A deeply reported, gripping narrative of injustice, exoneration, and the lifelong impact of incarceration, Beyond Innocence is the poignant saga of one remarkable life that sheds vitally important light on the failures of the American justice system at every level In June 1985, a young Black man in Winston-Salem, N.C. named Darryl Hunt was falsely convicted and sentenced to life in prison for the rape and murder of a white copyeditor at the local paper. Many in the community believed him innocent and crusaded for his release even as subsequent trials and appeals reinforced his sentence. Finally, in 2003, the tireless efforts of his attorney combined with an award-winning series of articles by Phoebe Zerwick in the Winston-Salem Journal led to the DNA evidence that exonerated Hunt. Three years later, the acclaimed documentary, The Trials of Darryl Hunt, made him known across the country and brought his story to audiences around the world.
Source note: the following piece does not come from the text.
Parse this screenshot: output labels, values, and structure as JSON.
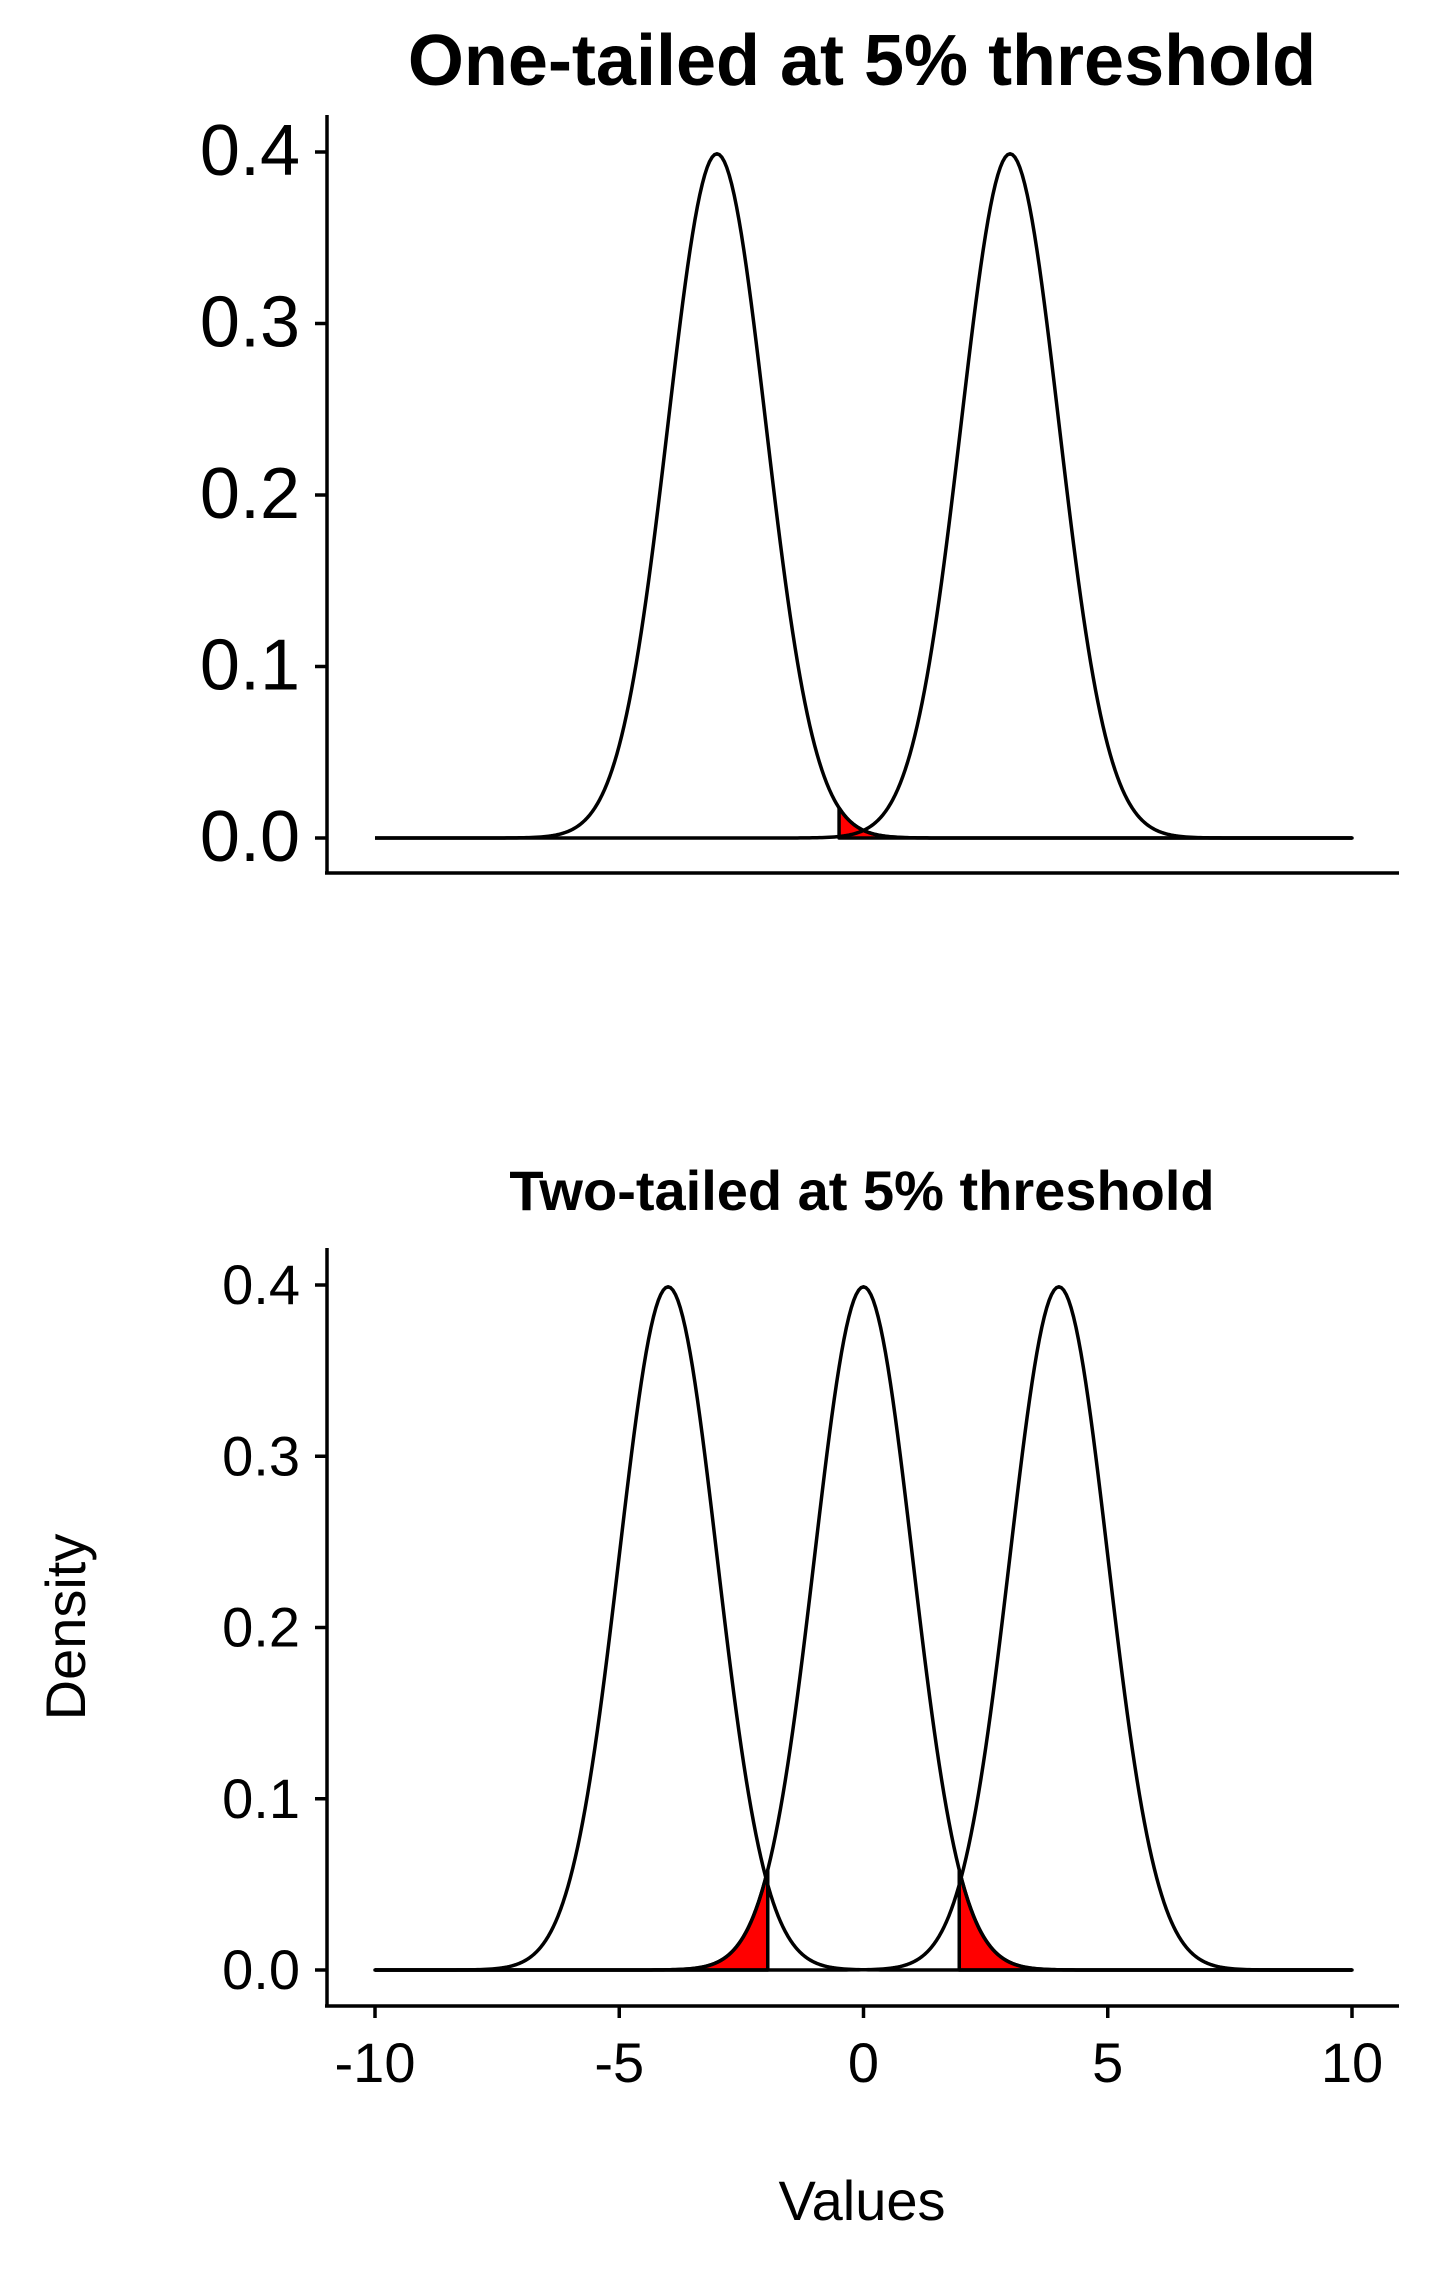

But Hunt’s story was far from over. As Zerwick poignantly reveals, it is singularly significant in the annals of the miscarriage of justice and for the legacy Hunt ultimately bequeathed. Part true crime drama, part chronicle of a life cut short by systemic racism, Beyond Innocence powerfully illuminates the sustained catastrophe faced by an innocent person in prison and the civil death nearly everyone who has been incarcerated experiences attempting to restart their lives. Freed after nineteen years behind bars, Darryl Hunt became a national advocate for social justice, and his case inspired lasting reforms, among them a law that allows those on death row to appeal their sentence with evidence of racial bias. He was a beacon of hope for so many—until he could no longer bear the burden of what he had endured and took his own life. Fluidly crafted by a master journalist, Beyond Innocence makes an urgent moral call for an American reckoning with the legacies of racism in the criminal justice system and the human toll of the carceral state.

Jennyfer

Jennyfer
Author :
Publisher : Babelcube Inc.
Total Pages : 78
Release :
ISBN-10 : 9781071510827
ISBN-13 : 1071510827
Rating : 4/5 (27 Downloads)

Synopsis Jennyfer by : Eva Ly

Jennyer, she could not give herself up as easily as Adam to sleep. She listen to her breath and in the lunar twilight she watched her profile. When he slept, he was losing that aggressive mask that had replaced his loving smile from the first years, and she was finding the man she had loved. Then in the silence of the night, she always found him as handsome and seductive. She swallowed her years and slid as close to the edge of the bed as possible plunging her face into the pillow to feel less lonely. Enter the world of Jennyfer, a free woman: The flight of a woman.